This has not been Wendy Davis’ week.
First Greg Abbott’s campaign announces that he has more than $35 million cash on hand. Since Abbott was already the prohibitive favorite, hearing that he’s shattered Texas gubernatorial fundraising records wasn’t exactly a ray of sunshine for Team Wendy.
Second, a Dallas Morning News headline proclaims that “Hollywood luminaries, labor and trial lawyers fuel Wendy Davis campaign.” Thus reminding everyone yet again that Davis is a liberal media darling whose fundraising occurs out of state because she’s far more popular in Hollywood than in Texas.
Now even the Democrat-friendly Texas Tribune is debunking her fund-raising numbers:
Instead of $13.1 million in cash on hand as claimed, the reports Davis and her allies filed show there was actually $12.8 million in the bank at the end of June, a difference of about $300,000.
Meanwhile, the $11.2 million Davis claims she raised over the latest period — an amount she said was larger than the $11.1 million Abbott raised — contains over half a million dollars in non-cash “in-kind” donations and counts contributions that could benefit other Democratic candidates.
One of the biggest sources of non-cash donations: a $250,000 in-kind contribution from country singing legend Willie Nelson.
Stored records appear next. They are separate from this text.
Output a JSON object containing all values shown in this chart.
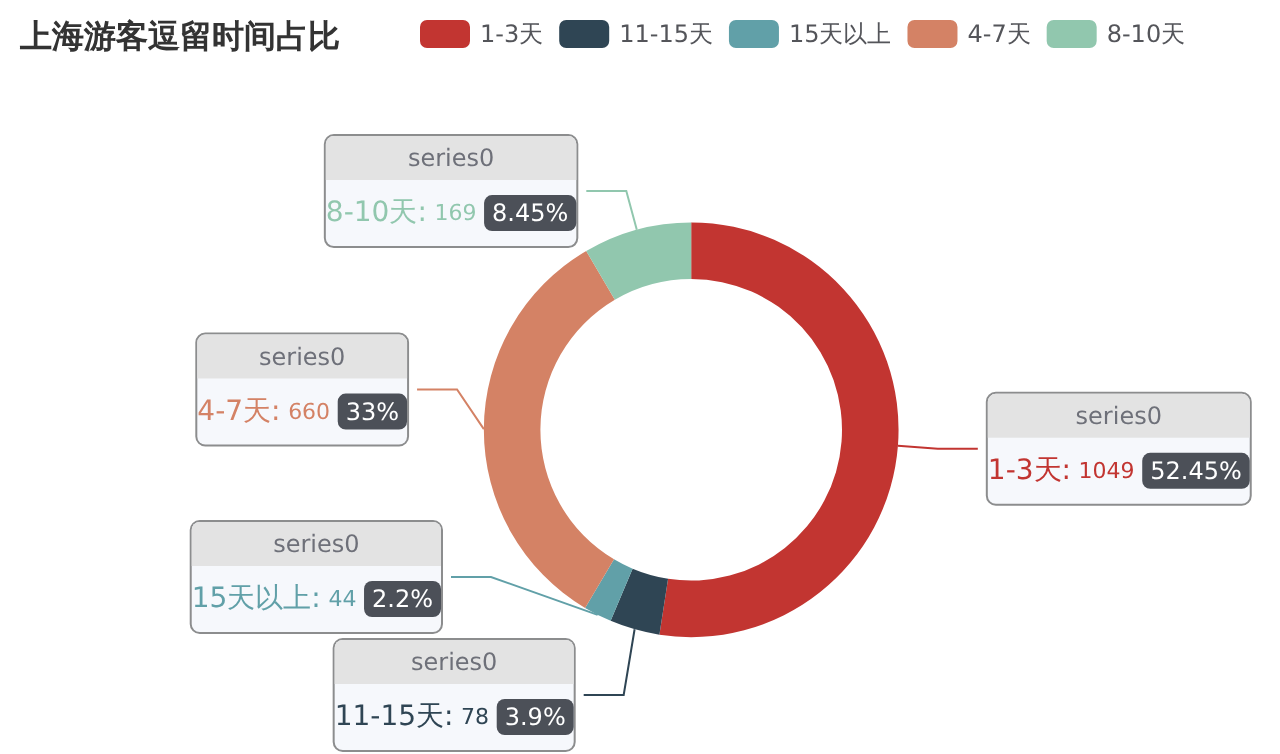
{
  "chart_data": {
    "type": "donut",
    "title": "上海游客逗留时间占比",
    "categories": [
      "1-3天",
      "11-15天",
      "15天以上",
      "4-7天",
      "8-10天"
    ],
    "series": [
      {
        "name": "series0",
        "values": [
          1049,
          78,
          44,
          660,
          169
        ],
        "colors": [
          "#c23531",
          "#2f4554",
          "#61a0a8",
          "#d48265",
          "#91c7ae"
        ],
        "value_labels": [
          "1-3天: 1049 52.45%",
          "11-15天: 78 3.9%",
          "15天以上: 44 2.2%",
          "4-7天: 660 33%",
          "8-10天: 169 8.45%"
        ]
      }
    ],
    "legend": "top"
  }
}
That’s how much the red-headed stranger told the campaign he would have charged for a free concert he gave at the senator’s Houston fundraiser, the campaign said.
The lower-than-advertised cash figure and non-traditional accounting methods raise questions about how much money can be accurately attributed to Davis for the latest period.
It was the cash-on-hand figure from Battleground Texas that came in lower than advertised. In the press release, the Davis campaign said Battleground would report $1.1 million in the bank. But Battleground told the Ethics Commission it only had $806,000 in the bank.
That’s a double-dose of good news: The hopeless Davis campaign is sucking up money that might go to competitive races nationwide, and the well is running dry on Battleground Texas, which might conceivably be able to swing a few down-ballot races with better funding.